October 20, 2017 by bck1402
Stars Ryan Gosling, Robin Wright, Ana de Armas, Sylvia Hoeks, Mackenzie Davis, with Dave Bautista, Jared Leto and Harrison Ford
Directed by Denis Villeneuve
Blade Runner was a meditative science-fiction flick on death and life. With their finite life-spans coming to an end, four androids, called Replicants, go in search of their creators to find a way to extend their lives while a cop, a blade runner, is assigned to hunt the down and “retire” them. Quite likely to its overly moody setting, almost sluggish pace, and cerebral musings, the movie was a box-office failure but found a devoted cult following in the age of home-video. Depending on who you talked to about the movie, it’s either the greatest science-fiction flick ever made, or the most boring and pretentious crap committed to film. Either way, there was no denying the artistic value that was applied.
Skip 35+ years later and the belated sequel that fans have been waiting for finally arrives. While original director Ridley Scott has taken on the producing duties, Blade Runner 2049 falls into the steady hands of Denis Villeneuve, the assured director of another excellent, if cerebral, science fiction flick, Arrival. Hampton Fancher, who adapted the original Philip K Dick novel with David Webb Peoples, returns to scriptwriting duties with Micheal Green. All together, they create a worthy sequel that pushes to story forward set 30 years past the first movie.
The world within the story has also moved on. While the original replicants, the Nexus-6, had finite life-spans, the last of the Nexus series, Nexus-8, had infinite life-spans. ‘Death’ has been taken off the table, but their existence is now illegal since the fall of the Tyrell Corporation that manufactured them. A new breed of Blade Runners, replicants created by Niander Wallace (Jared Leto) whose company absorbed Tyrell’s in his quest to create better replicants, are on the hunt for the Nexus-8. As we’re following one particular blade runner called “K” (Ryan Gosling) doing his job, he stumbles onto a mystery that goes back 30 years and Tyrell’s greatest secret. A secret that could lead to a war between the replicants and humans. K is assigned by his boss (Robin Wright) to eliminate this potential problem, but his investigations are monitored by Wallace and his agent in particular, Luv (Sylvia Hoeks). Wallace wants this secret to evolve his own replicants to the next level. As his investigation continues, K begins to confront his own identity and existence, something the other replicants are fighting for.

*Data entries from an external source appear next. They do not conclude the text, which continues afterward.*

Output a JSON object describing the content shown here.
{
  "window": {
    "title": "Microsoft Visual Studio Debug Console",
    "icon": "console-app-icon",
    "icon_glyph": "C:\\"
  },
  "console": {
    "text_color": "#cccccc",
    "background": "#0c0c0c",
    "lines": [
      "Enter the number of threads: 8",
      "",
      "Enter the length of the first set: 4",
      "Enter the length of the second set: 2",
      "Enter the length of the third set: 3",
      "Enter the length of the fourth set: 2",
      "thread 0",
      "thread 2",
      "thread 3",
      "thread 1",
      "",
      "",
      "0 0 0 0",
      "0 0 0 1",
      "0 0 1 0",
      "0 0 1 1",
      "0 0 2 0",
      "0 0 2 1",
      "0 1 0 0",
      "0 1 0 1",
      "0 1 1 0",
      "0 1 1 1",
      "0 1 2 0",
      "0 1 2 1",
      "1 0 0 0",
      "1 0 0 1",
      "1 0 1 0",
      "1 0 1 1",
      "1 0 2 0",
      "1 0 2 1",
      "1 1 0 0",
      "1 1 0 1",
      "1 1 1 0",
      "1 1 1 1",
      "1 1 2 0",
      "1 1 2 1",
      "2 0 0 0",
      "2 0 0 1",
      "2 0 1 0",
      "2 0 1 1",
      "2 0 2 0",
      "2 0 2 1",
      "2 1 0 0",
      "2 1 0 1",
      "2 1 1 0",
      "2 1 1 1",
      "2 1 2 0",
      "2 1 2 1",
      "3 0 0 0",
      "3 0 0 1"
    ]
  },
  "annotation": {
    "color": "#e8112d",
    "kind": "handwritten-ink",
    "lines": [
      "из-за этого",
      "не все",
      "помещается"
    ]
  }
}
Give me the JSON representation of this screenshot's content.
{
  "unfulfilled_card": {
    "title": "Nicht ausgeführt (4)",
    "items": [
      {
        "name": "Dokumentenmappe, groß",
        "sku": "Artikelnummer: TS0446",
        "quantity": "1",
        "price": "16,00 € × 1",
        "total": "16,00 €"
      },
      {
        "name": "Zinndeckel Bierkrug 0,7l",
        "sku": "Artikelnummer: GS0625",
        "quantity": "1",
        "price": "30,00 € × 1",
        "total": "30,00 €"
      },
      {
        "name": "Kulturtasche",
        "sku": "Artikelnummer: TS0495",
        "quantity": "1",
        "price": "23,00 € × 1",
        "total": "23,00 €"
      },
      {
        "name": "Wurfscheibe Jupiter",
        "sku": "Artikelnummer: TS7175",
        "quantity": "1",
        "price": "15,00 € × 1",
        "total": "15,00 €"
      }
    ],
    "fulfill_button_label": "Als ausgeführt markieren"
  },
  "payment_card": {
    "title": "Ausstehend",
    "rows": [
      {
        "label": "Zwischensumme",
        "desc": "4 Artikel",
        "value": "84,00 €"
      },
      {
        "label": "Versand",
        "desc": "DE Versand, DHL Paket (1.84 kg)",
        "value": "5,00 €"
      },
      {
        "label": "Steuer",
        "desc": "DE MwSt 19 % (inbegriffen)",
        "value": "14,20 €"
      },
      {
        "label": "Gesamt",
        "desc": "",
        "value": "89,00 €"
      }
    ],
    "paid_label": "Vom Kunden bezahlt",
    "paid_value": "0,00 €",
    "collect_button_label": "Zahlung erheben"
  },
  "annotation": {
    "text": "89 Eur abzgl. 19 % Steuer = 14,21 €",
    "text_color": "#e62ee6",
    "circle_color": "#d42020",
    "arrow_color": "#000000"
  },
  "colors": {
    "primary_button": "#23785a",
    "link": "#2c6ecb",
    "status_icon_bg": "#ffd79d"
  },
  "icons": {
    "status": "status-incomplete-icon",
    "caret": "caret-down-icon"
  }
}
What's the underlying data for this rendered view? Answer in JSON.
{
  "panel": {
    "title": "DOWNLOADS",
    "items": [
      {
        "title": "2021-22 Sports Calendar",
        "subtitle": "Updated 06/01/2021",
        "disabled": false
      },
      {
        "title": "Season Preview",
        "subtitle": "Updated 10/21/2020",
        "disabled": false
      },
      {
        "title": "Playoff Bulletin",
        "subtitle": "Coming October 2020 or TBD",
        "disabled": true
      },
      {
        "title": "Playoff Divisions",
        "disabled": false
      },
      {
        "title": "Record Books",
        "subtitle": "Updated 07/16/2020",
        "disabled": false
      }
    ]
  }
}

While the themes are different this time around, the exploration of these new themes 30+ years on almost follows a similar thread, even tying to the original with the return of Deckard (Harrison Ford – a huge part of the promotional campaign despite a very diminished screen appearance). Villeneuve takes his direction in a similar approach as Scott did, allowing the atmosphere and the world seep into the narrative. And what a world it is, very likely the world Ghost in The Shell (2017) would have loved to have given how the original Blade Runner had inspired that world in the anime. Aided by Roger Deakin’s mesmerising cinematography, the production design for 2049 is astounding, recalling much of the original and pushing it further to show the changes in the world over the intervening years. Even the new score by Hans Zimmer and Benjamin Wallfisch evoke Vangelis’ score from the original.
The stars are uniformly excellent with the leading ladies (Robin Wright, Sylvia Hoeks, and Ana de Armas as Joi, as well as Mackenzie Davis) being major standouts even with Gosling carrying much of the movie by himself. As mentioned, Ford has more of a guest appearance, but he still captivates in bringing Deckard back to the screen. Jared Leto continues to bring the strange and unusual to the modern screen, perhaps revelling only Johnny Depp in creating visually arresting yet intriguing characters.
While there are aspects of the world I could touch on, I’m not going to delve into them here. That’s a whole other article to consider, if I want to compare and contrast this with its predecessor. Suffice to say, the creative team have more than delivered on a very worthy sequel that is very likely to appease the fans of the original for the most part. What the regular movie-going public may think about this is a whole other case (and a peek at the box-office suggests it may go the same way as the original). However, there is no denying the artistic achievement to movie presents, be it with the world-building or the overall production design. The cerebral aspects of the story is pure science-fiction at its best, leaving just enough mystery to warrant repeat viewings, musings and discussion in the time to come.
The pacing is a little faster than the original but the run-time (almost 2 3/4 hours) may make it a butt-numbing experience. Despite it all, there is entertainment to be had and the story itself is captivating enough to draw you in, again thanks to Gosling’s performance. Still, patience may vary.